Deivi Briceño Moreno · 26 ago 2026

La memoria también tiene apetito

Hay días en los cuales la distancia pesa de una forma distinta. Basta una noticia que sacuda a Venezuela para que el teléfono se convierta en la única manera de acortar los kilómetros. Llegan los mensajes, las llamadas, las preguntas de siempre: cómo están, si todos se encuentran bien, qué saben de los demás. Uno escucha las voces conocidas, respira con un poco más de tranquilidad y cuelga con esa sensación extraña de haber estado cerca durante unos minutos, aunque siga viviendo lejos.

Después, cuando la preocupación empieza a bajar, la mente encuentra caminos inesperados.
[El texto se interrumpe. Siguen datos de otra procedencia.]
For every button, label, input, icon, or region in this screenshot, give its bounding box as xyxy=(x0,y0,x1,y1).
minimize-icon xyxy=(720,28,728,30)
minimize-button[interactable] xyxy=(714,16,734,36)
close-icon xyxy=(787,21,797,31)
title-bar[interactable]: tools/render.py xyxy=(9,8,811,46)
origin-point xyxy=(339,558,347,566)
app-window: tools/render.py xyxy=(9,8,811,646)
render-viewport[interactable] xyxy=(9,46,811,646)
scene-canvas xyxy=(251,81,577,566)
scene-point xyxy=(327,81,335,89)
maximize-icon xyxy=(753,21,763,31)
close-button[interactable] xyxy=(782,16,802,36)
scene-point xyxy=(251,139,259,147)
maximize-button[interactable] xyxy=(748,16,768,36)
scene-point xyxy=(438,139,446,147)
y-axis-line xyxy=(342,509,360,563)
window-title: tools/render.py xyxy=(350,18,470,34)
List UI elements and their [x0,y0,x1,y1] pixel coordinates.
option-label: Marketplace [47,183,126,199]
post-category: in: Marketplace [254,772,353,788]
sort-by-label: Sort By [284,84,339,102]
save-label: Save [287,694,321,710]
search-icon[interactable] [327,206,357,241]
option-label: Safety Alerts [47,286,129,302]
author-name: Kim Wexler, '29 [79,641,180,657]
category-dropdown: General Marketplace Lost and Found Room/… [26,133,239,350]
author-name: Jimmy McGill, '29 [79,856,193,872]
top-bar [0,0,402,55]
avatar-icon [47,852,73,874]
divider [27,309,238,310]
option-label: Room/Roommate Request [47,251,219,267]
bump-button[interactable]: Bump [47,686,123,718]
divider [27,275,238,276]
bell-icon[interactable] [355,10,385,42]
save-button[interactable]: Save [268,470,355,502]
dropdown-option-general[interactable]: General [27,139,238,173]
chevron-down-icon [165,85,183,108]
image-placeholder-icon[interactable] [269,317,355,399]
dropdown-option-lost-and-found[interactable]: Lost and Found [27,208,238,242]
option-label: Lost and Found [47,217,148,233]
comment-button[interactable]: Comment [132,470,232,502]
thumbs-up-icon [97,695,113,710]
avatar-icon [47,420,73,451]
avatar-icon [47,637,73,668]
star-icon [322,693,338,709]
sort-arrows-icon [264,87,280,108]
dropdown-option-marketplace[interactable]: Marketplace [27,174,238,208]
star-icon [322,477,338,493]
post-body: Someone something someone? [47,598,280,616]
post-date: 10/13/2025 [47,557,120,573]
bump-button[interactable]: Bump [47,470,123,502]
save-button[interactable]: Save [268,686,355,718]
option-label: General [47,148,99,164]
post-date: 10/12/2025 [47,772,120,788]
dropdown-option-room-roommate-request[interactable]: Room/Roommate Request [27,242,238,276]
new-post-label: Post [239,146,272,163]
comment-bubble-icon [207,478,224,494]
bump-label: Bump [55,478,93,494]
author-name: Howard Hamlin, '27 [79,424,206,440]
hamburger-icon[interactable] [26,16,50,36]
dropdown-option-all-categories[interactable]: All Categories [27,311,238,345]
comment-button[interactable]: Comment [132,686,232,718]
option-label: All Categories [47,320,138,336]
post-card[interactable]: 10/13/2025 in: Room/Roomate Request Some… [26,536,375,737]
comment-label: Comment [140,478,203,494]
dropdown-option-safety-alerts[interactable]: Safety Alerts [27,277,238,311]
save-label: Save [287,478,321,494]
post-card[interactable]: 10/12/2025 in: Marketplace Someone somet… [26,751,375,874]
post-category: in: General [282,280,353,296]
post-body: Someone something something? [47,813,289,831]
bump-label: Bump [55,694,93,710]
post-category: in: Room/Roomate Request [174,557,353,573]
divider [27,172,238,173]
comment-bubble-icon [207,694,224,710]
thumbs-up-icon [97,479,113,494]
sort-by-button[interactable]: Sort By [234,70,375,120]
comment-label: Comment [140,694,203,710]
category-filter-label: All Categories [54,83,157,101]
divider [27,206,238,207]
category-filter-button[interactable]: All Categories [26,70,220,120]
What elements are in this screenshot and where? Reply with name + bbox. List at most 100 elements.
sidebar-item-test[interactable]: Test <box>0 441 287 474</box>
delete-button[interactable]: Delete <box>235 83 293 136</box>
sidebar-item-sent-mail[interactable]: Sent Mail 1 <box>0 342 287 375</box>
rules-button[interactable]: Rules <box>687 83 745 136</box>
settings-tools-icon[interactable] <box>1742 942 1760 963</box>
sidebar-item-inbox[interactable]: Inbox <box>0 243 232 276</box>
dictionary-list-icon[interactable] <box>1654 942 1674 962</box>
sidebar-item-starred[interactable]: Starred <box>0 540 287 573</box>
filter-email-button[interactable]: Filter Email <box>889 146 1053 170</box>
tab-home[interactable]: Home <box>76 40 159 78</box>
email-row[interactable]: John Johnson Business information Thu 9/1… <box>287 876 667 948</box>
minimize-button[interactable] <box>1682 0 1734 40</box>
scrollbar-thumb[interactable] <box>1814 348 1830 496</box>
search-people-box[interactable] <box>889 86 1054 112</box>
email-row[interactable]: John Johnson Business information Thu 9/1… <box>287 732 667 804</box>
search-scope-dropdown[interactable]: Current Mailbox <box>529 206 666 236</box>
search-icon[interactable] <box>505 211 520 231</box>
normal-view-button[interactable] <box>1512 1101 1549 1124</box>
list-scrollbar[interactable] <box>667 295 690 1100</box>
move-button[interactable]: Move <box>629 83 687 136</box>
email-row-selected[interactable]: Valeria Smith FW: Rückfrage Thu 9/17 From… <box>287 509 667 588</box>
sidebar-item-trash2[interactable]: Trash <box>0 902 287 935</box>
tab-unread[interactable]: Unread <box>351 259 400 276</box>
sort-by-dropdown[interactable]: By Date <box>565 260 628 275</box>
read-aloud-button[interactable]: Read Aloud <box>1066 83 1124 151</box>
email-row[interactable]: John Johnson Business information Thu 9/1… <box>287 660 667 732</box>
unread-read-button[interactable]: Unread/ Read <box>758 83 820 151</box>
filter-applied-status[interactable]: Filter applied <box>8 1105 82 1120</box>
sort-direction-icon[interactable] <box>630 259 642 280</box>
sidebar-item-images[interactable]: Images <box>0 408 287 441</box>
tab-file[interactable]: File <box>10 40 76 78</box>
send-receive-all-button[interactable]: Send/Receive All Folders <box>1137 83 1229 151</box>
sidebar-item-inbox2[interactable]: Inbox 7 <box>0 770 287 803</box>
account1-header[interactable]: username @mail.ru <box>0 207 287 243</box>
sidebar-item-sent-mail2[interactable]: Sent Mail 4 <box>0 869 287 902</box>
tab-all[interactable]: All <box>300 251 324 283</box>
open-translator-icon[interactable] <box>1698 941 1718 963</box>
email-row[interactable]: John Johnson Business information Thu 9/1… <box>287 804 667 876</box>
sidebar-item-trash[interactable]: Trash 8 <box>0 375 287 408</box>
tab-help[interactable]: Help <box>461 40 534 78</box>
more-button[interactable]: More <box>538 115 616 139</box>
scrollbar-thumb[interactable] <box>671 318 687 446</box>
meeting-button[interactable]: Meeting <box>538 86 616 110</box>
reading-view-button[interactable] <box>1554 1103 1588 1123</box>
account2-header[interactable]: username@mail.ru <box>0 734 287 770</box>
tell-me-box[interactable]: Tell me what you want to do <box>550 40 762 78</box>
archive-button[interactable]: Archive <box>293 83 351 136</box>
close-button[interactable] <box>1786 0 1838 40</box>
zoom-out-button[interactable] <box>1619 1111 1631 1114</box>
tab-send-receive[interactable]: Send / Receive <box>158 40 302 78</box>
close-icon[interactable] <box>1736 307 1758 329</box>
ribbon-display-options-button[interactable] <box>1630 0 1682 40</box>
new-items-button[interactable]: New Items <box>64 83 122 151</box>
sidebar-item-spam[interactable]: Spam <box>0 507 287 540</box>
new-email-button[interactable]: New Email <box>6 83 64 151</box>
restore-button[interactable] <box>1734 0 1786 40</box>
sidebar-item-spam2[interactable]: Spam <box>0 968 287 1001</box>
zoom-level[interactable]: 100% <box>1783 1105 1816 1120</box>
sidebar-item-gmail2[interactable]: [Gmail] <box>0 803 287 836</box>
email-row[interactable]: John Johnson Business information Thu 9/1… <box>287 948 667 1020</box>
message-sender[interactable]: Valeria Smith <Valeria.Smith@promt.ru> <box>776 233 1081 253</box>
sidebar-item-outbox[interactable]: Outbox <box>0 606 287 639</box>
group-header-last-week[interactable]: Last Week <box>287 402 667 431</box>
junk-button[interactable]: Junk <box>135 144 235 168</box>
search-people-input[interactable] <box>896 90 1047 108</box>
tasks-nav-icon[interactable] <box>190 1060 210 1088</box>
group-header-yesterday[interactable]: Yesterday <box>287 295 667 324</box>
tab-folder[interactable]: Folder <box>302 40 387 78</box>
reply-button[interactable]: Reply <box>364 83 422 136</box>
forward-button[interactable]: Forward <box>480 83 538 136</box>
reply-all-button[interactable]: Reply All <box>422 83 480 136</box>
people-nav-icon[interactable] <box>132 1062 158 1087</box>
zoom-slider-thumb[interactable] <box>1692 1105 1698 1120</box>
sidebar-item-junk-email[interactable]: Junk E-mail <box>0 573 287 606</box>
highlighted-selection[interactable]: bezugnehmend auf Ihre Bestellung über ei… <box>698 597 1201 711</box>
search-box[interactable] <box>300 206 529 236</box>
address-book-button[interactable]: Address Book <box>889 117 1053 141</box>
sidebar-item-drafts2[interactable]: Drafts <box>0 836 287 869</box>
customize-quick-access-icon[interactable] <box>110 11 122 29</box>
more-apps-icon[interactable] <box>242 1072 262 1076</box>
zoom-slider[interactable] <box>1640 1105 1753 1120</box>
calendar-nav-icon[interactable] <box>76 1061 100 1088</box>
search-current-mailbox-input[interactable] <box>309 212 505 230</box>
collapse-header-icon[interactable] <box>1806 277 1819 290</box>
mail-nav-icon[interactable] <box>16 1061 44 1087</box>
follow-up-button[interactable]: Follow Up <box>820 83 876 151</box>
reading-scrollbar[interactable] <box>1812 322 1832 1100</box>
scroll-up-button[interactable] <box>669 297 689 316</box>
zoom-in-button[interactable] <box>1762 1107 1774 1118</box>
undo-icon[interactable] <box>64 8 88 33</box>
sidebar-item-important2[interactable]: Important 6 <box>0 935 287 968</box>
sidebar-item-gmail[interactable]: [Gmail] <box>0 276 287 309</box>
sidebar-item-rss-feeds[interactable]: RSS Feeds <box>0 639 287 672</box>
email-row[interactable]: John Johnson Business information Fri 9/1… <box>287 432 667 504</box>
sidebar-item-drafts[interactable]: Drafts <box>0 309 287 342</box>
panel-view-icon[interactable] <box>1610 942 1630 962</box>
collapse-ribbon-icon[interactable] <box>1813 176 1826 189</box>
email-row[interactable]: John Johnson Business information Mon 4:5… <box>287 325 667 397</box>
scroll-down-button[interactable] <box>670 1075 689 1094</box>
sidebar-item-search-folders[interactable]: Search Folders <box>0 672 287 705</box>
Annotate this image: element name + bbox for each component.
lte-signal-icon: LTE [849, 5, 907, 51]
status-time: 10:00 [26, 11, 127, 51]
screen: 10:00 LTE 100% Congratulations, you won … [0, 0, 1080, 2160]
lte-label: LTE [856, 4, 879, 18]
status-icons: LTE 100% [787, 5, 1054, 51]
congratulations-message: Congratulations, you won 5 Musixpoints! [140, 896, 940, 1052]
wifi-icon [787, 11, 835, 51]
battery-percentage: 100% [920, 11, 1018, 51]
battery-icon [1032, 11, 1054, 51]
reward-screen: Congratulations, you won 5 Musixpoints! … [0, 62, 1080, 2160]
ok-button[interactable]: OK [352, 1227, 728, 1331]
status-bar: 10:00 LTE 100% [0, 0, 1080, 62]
La mía terminó en la cocina.

Pensé en el café preparándose mientras la conversación seguía girando alrededor de la misma noticia. En una olla puesta al fuego porque, pasara lo que pasara, alguien tenía que comer. En el vapor de una sopa reconfortante, en los platos acomodándose sobre la mesa y en esa frase que siempre aparece antes de servir: “todos a la mesa”.

Cocinar no cambia una noticia ni elimina el miedo, pero devuelve cierta normalidad. Obliga a detenerse, a cortar, a esperar que algo hierva. En medio de la incertidumbre, esas pequeñas tareas consiguen ordenar el día.

La gastronomía suele asociarse con el placer, con la celebración o con el descubrimiento de nuevos sabores. Sin embargo, su presencia se vuelve mucho más evidente cuando la vida se complica. Preparar un plato para alguien es una manera silenciosa de acompañarlo. Sentarse a la mesa no resuelve los problemas, pero recuerda que todavía existen espacios donde el tiempo baja un poco la velocidad. Desde ahí llegué a Maracaibo.

He vivido mucho tiempo fuera de Venezuela. Viajar y escribir sobre gastronomía me han permitido conocer cocinas extraordinarias y entender que cada ciudad cuenta su historia a través de lo que pone sobre la mesa. Todo eso amplió mi curiosidad y mi manera de comer. También confirmó algo que aparece cada vez que me preguntan qué extraño de Maracaibo: los sabores que más necesito volver a probar casi nunca son los más sofisticados. Son aquellos con los que aprendí a sentirme tranquilo.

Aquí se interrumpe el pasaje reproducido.